Saturday, January 2, 2010

What I Read in 2009, Part 5: In Which I Never Read A Book Again Because College Is Over

Just kidding, I'm not enough of a functional human being to do that.

May

49. "The Demon-Haunted World: Science As A Candle in the Dark"- Carl Sagan. I love Sagan and I respect what he's doing here, but it all feels, well, a little obvious. I mean yeah, yes, of course, many people would disagree, but I doubt they're reading Carl Sagan books.

50. "A Supposedly Fun Thing I'll Never Do Again." -David Foster Wallace. A little less enthralling than "Consider the Lobster" but still a bench-mark for creative non-fiction. 

51. "Houses Are Fields"- Taije Silverman. My mentor wrote these poems, she's brilliant and these poems are all beautiful and situated at the exact mid-point between melancholy and universal infatuation that you need to appreciation when you're a week away from leaving your undergraduate career behind.

52. "Death in Venice"- Thomas Mann. I figured it was about time I read this, so I did. It was no Magic Mountain or Buddenbrooks, I'll say that much. Legitimately curious if this is the go-to for Mann just because its the shortest?

53. "Omega the Unknown"-Jonathan Lethem. Jonathan Lethem decided to do a super-hero comic. What's odd is that it is equal parts rip-off of Gerber's original Omega, and rehash of Fortress of Solitude, but it still held together and said something new. Weird arithmetic. 

54. "Heart of a Dog"- Mikhail Bulgakov. Not too pleased with this. Maybe "The Master and Margarita" set the Bulgakov bar too high for me. It all just seemed really heavy-handed.

55. "Monster"- Naoki Urasawa. In which I closed the blinds and locked the door and read a Japanese manga comic. Actually, it was really good in an "I'm Graham Greene and I need to put food on the table" kind of way. Tightly paced and plotted, solid characterization, very impressive cartooning. As far as thrillers go, I'd recommend it.

56. "Love Lessons: Selected Poems of Alda Merini"-Alda Merini. As I understand it, she kind of fulfills the same poetic archetype in Italy as Plath does here, except she lived much longer.

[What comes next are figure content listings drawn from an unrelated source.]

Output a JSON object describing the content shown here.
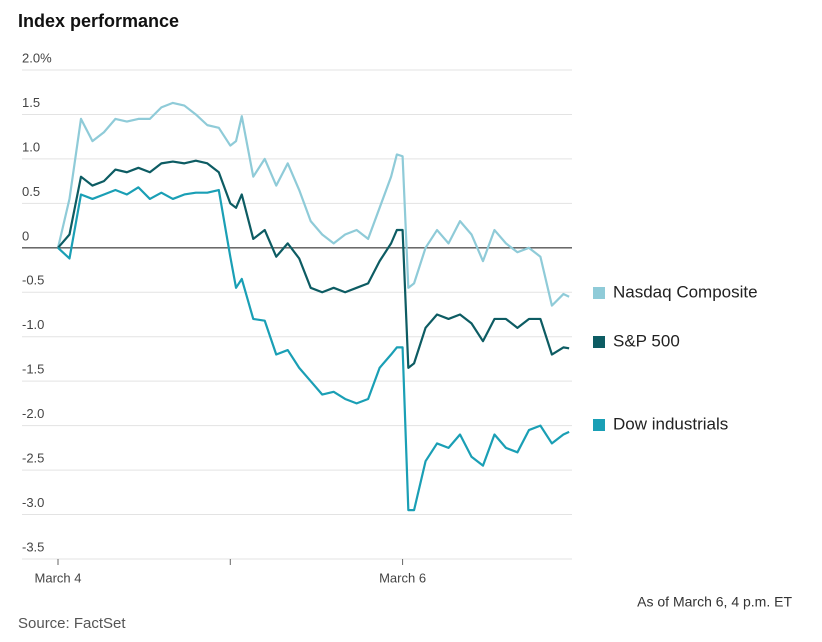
{
  "chart_data": {
    "type": "line",
    "title": "Index performance",
    "source": "Source: FactSet",
    "note": "As of March 6, 4 p.m. ET",
    "x": [
      0,
      2,
      4,
      6,
      8,
      10,
      12,
      14,
      16,
      18,
      20,
      22,
      24,
      26,
      28,
      30,
      31,
      32,
      34,
      36,
      38,
      40,
      42,
      44,
      46,
      48,
      50,
      52,
      54,
      56,
      58,
      59,
      60,
      61,
      62,
      64,
      66,
      68,
      70,
      72,
      74,
      76,
      78,
      80,
      82,
      84,
      86,
      88,
      89
    ],
    "xlim": [
      0,
      89.5
    ],
    "xticks": [
      {
        "value": 0,
        "label": "March 4"
      },
      {
        "value": 30,
        "label": null
      },
      {
        "value": 60,
        "label": "March 6"
      }
    ],
    "ylim": [
      -3.5,
      2
    ],
    "yticks": [
      {
        "value": 2,
        "label": "2.0%"
      },
      1.5,
      {
        "value": 1,
        "label": "1.0"
      },
      0.5,
      0,
      -0.5,
      {
        "value": -1,
        "label": "-1.0"
      },
      -1.5,
      {
        "value": -2,
        "label": "-2.0"
      },
      -2.5,
      {
        "value": -3,
        "label": "-3.0"
      },
      -3.5
    ],
    "grid": true,
    "series": [
      {
        "name": "Nasdaq Composite",
        "color": "#8fcbd8",
        "values": [
          0,
          0.55,
          1.45,
          1.2,
          1.3,
          1.45,
          1.42,
          1.45,
          1.45,
          1.58,
          1.63,
          1.6,
          1.5,
          1.38,
          1.35,
          1.15,
          1.2,
          1.48,
          0.8,
          1.0,
          0.7,
          0.95,
          0.65,
          0.3,
          0.15,
          0.05,
          0.15,
          0.2,
          0.1,
          0.45,
          0.8,
          1.05,
          1.03,
          -0.45,
          -0.4,
          0.0,
          0.2,
          0.05,
          0.3,
          0.15,
          -0.15,
          0.2,
          0.05,
          -0.05,
          0.0,
          -0.1,
          -0.65,
          -0.52,
          -0.55
        ]
      },
      {
        "name": "S&P 500",
        "color": "#0d5c63",
        "values": [
          0,
          0.15,
          0.8,
          0.7,
          0.75,
          0.88,
          0.85,
          0.9,
          0.85,
          0.95,
          0.97,
          0.95,
          0.98,
          0.95,
          0.85,
          0.5,
          0.45,
          0.6,
          0.1,
          0.2,
          -0.1,
          0.05,
          -0.12,
          -0.45,
          -0.5,
          -0.45,
          -0.5,
          -0.45,
          -0.4,
          -0.15,
          0.05,
          0.2,
          0.2,
          -1.35,
          -1.3,
          -0.9,
          -0.75,
          -0.8,
          -0.75,
          -0.85,
          -1.05,
          -0.8,
          -0.8,
          -0.9,
          -0.8,
          -0.8,
          -1.2,
          -1.12,
          -1.13
        ]
      },
      {
        "name": "Dow industrials",
        "color": "#1a9fb5",
        "values": [
          0,
          -0.12,
          0.6,
          0.55,
          0.6,
          0.65,
          0.6,
          0.68,
          0.55,
          0.62,
          0.55,
          0.6,
          0.62,
          0.62,
          0.65,
          -0.1,
          -0.45,
          -0.35,
          -0.8,
          -0.82,
          -1.2,
          -1.15,
          -1.35,
          -1.5,
          -1.65,
          -1.62,
          -1.7,
          -1.75,
          -1.7,
          -1.35,
          -1.2,
          -1.12,
          -1.12,
          -2.95,
          -2.95,
          -2.4,
          -2.2,
          -2.25,
          -2.1,
          -2.35,
          -2.45,
          -2.1,
          -2.25,
          -2.3,
          -2.05,
          -2.0,
          -2.2,
          -2.1,
          -2.07
        ]
      }
    ]
  }
}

I liked this collection, but I'll admit a lot of that might actually be due to the translation, which is nice and crisp and minimal. The actual imagery and ideas felt a little blah to me on occasion. Saw her speak at... Princeton? Princeton or U Penn, I think. She died a few months later and I could tell that even moreso than usual, nobody cared about another dead writer. Never stops making me depressed when it happens. The last book I read at Ursinus, as a student. Sad.

57. "The Partly Cloudy Patriot"-Sarah Vowell. Sarah Vowell gets to join David Sedaris in the club of people I like on This American Life but do not like reading books by.

58. "The Man Who Mistook His Wife For a Hat" -Oliver Sacks. I read "An Anthropologist on Mars" a few years ago and was iffy about it, but I did like this. I feel like he does less talking down to his audience, and less patronizing lionizing of his subjects. Just a more honest-feeling book overall, I suppose.

59. "On the Pleasure of Hating"- William Hazlitt. Hazlitt is a great stylist, and some of his essays on boxing are really funny. Anyway, this was for the first blog post on here. Back when I updated it.

60. "2666"- Roberto Bolano. I read the first 300 or so pages of this slowly, in the midst of some other books, but blazed through the nightmarish middle section and sublime ending in three or four days including a camping trip in New Hampshire in which no given person was sober for more than maybe 15 seconds, which is not a pleasant state of mind for all those crimes, but is an effectively mimetic one, or something. My book of the year, I think, one that is still lodged in there just as unshakably as it was over half a year ago.